Но Глафира, почувствовав, что такое количество людей ей мешает – чуть ли не толпа собралась, заняв добрую половину партера, попросила всех покинуть зал. Кроме, разумеется, тех, кто по службе обязан там находиться, и трех человек, ветеранов сцены, почетных пенсионеров театра, которым она лично давала разрешение присутствовать на репетициях еще в самом начале работы над постановкой.
Ладно. С этим разобрались, урегулировали все организационные вопросы, расселись, сосредоточились, и Глафира дала команду начать прогон пьесы с первой сцены первого акта. Поехали.
Глафира смотрела на игру актеров на сцене, чувствуя, как внутри, где-то в груди, звенит от восторженного ликования. И перехватывает дыхание, и замирает от радости.
Елена Земцова оказалась не просто хорошей актрисой и не просто подходила на эту роль – она была великолепна! Идеальная героиня!
Именно такой игры ждала пьеса, словно написанная для этой актрисы. Именно такой типаж, такую фактурную, необыкновенную внешне, с мощным острохарактерным нутром, раскованную, смелую и ждала, искала Глафира.
И чем дольше Глаша смотрела, как входит в работу, во взаимодействие с другими актерами Земцова, лишь изредка вмешиваясь в процесс режиссерскими штрихами: усиливая акценты, немного направляя, тем очевидней ей становилось, насколько с появлением этой актрисы ярче, чище, мощнее зазвучала пьеса.
Она испытывала столь сильный творческий восторг, что от избытка чувств к глазам то и дело подкатывали слезы.
Да! Вот так надо было это играть, как делала сейчас Земцова, – именно так! И это было той самой игрой, которую Глаша и представляла в своей мысленной картине постановки.

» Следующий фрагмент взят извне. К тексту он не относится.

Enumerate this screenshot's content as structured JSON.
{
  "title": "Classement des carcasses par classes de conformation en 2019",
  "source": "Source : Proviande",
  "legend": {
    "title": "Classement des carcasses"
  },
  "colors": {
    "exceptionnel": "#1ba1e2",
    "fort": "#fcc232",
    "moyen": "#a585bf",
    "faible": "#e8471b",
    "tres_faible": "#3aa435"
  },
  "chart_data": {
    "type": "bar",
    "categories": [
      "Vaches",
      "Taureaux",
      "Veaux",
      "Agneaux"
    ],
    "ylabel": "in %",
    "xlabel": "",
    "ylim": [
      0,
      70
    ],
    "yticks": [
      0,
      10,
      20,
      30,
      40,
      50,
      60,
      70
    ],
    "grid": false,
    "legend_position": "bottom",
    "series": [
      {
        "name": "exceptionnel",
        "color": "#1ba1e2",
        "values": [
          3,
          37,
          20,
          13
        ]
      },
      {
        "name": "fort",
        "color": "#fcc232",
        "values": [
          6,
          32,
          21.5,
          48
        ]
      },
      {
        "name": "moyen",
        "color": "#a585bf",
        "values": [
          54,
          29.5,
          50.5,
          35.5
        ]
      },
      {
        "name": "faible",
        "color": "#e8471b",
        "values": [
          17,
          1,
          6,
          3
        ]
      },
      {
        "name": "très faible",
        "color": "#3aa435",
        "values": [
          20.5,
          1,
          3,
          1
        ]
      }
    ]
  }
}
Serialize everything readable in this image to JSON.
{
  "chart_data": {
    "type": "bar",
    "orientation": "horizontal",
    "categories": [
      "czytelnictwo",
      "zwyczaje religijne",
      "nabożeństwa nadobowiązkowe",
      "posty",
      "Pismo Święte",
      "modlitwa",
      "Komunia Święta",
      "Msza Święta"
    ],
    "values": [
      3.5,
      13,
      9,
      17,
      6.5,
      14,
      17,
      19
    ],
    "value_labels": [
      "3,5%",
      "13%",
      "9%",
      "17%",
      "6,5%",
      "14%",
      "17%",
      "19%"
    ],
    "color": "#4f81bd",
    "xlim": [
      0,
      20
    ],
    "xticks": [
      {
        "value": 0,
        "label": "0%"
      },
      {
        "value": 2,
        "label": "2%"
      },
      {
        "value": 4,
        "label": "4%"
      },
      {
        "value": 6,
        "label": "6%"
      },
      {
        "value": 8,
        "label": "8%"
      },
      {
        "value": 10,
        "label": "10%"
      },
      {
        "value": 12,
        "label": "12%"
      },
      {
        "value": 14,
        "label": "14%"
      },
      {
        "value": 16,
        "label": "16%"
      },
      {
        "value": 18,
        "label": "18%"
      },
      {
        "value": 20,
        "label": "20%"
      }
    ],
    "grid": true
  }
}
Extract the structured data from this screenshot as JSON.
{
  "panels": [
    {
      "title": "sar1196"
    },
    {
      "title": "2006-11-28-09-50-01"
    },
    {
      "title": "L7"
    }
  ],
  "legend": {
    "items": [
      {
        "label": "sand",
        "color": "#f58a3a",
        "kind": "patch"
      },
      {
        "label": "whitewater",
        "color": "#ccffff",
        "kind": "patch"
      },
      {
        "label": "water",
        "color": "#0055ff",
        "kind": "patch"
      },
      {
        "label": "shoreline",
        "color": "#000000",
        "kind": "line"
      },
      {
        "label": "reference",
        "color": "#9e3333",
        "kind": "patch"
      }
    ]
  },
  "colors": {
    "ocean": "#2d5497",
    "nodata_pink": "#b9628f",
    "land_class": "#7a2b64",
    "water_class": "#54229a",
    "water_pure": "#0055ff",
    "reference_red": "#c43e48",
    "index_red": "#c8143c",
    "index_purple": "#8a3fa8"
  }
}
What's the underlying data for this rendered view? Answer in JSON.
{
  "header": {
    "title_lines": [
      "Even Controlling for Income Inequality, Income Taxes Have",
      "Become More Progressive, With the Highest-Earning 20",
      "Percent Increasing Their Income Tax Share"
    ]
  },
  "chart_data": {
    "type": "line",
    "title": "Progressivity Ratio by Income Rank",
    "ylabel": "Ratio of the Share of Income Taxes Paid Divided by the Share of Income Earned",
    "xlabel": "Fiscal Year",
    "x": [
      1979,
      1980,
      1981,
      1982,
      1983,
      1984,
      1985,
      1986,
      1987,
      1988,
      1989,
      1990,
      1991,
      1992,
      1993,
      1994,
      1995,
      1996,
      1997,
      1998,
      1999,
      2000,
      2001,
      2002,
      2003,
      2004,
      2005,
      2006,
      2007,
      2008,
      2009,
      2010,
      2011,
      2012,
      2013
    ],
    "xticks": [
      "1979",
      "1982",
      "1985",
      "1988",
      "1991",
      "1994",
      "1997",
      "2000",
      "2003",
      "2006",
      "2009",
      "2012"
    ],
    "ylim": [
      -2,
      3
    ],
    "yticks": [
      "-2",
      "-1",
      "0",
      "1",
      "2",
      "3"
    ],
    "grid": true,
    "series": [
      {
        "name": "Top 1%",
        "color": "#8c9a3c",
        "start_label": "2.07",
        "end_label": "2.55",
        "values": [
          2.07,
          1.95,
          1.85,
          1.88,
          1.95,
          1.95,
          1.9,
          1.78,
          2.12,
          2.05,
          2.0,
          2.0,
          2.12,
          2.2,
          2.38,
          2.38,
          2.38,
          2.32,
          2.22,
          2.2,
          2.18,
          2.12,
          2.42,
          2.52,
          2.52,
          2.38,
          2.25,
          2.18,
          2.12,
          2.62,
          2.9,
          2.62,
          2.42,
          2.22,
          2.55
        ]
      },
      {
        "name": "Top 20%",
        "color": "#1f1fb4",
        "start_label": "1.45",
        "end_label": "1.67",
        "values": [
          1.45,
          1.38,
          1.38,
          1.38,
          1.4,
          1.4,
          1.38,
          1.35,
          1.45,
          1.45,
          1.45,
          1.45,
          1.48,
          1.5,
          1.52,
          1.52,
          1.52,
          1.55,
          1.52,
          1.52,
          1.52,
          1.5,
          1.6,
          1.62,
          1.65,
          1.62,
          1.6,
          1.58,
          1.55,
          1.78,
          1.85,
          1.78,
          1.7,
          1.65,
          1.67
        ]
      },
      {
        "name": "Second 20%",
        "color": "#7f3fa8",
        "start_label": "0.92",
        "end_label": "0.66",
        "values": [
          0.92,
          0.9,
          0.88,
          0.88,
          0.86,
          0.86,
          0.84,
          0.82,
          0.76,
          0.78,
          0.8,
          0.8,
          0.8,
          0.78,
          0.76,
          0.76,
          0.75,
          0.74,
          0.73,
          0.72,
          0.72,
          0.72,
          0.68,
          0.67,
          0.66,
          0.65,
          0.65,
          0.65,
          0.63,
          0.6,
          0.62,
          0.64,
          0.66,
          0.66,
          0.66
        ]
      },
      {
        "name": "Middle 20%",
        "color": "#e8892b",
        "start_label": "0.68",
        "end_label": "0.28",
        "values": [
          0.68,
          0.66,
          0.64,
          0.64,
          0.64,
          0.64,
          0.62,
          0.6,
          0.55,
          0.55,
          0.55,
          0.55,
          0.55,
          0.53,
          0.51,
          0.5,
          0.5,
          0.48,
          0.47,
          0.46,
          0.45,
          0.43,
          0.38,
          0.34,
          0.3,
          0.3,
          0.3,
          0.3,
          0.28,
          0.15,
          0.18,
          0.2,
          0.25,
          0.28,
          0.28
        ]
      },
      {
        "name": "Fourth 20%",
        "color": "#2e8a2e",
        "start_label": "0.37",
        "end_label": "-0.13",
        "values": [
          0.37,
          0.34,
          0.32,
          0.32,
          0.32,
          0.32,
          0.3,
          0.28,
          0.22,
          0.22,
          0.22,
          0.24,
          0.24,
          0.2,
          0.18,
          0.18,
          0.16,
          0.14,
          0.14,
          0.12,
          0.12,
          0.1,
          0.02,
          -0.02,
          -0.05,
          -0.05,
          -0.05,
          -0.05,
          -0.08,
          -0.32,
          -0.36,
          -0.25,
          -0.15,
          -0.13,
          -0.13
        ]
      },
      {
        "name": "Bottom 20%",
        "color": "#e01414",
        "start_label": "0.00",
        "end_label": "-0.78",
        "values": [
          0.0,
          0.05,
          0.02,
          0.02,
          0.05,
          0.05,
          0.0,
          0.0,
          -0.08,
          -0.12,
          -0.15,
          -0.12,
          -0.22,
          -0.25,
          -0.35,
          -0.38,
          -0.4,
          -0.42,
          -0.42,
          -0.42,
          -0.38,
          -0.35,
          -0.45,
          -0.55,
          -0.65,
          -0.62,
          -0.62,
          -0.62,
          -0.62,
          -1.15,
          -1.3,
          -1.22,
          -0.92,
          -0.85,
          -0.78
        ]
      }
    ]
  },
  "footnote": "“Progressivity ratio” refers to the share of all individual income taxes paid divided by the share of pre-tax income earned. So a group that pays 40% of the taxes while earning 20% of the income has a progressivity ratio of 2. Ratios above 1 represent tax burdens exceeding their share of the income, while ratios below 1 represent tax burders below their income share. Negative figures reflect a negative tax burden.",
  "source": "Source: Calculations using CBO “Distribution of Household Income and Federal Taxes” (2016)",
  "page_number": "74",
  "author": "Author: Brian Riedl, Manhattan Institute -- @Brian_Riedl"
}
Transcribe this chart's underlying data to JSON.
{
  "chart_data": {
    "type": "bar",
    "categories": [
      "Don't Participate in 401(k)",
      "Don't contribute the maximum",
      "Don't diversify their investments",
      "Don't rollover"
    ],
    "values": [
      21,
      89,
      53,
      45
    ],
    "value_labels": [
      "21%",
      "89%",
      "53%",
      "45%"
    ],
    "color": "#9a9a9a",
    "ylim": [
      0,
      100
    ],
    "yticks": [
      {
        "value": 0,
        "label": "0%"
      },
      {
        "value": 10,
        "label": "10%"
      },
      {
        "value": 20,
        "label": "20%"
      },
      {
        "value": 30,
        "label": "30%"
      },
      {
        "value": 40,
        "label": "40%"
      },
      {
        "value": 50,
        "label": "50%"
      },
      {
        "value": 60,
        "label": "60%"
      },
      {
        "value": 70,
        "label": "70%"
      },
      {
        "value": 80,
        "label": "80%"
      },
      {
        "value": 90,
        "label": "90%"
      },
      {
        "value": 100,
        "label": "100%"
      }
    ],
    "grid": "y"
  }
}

Но артистам необязательно, а то и вредно знать о переживаниях и восторгах их режиссера, поэтому Глафира держалась строгой линии: похвалу не форсировала, наоборот, старалась дожимать, не давать актерам расслабляться, чтобы получилось идеально. Впрочем, особо-то форсировать и не приходилось – артисты и сами прекрасно чувствовали перемену в игре с приходом новой партнерши, вон как взбодрились!
Класс! Вот просто класс, и все!
– Тихон Анатольевич, – наклонилась поближе к Грановскому Глафира, – в каком театре в Москве служила Земцова?
Отчего-то худрук замялся на пару секунд, удивив этой заминкой Глашу, – может, запамятовал и вспоминал, бог знает, – но все же ответил:
– В Губернском.
Глаша мысленно прогнала в памяти все, что видела, запомнила и отметила из постановок этого театра.
– Странно, – удивилась она, – я не припомню ее в их спектаклях. Я бы не забыла такой яркой, мощной актрисы.
– Она недолго служила, – поспешно пояснил Грановский. – Где-то около года и была занята всего в одном спектакле на роли второго плана. Снималась в это же время в сериале. Но потом у Лены случилась трагедия. Впрочем, это не важно, – скомкал объяснение Тихон Анатольевич.
– А почему вы ее в штат не взяли? – продолжала расспрашивать Глафира. – Она очень хороша. Очень. Уж с Катей той же даже сравнивать невозможно, да и других актрис посильней будет. Фактурная, острохарактерная, драматическая. А внешность такая, что хоть куда ставь, везде сыграет. Даже странно, что она не востребована вами до сих пор.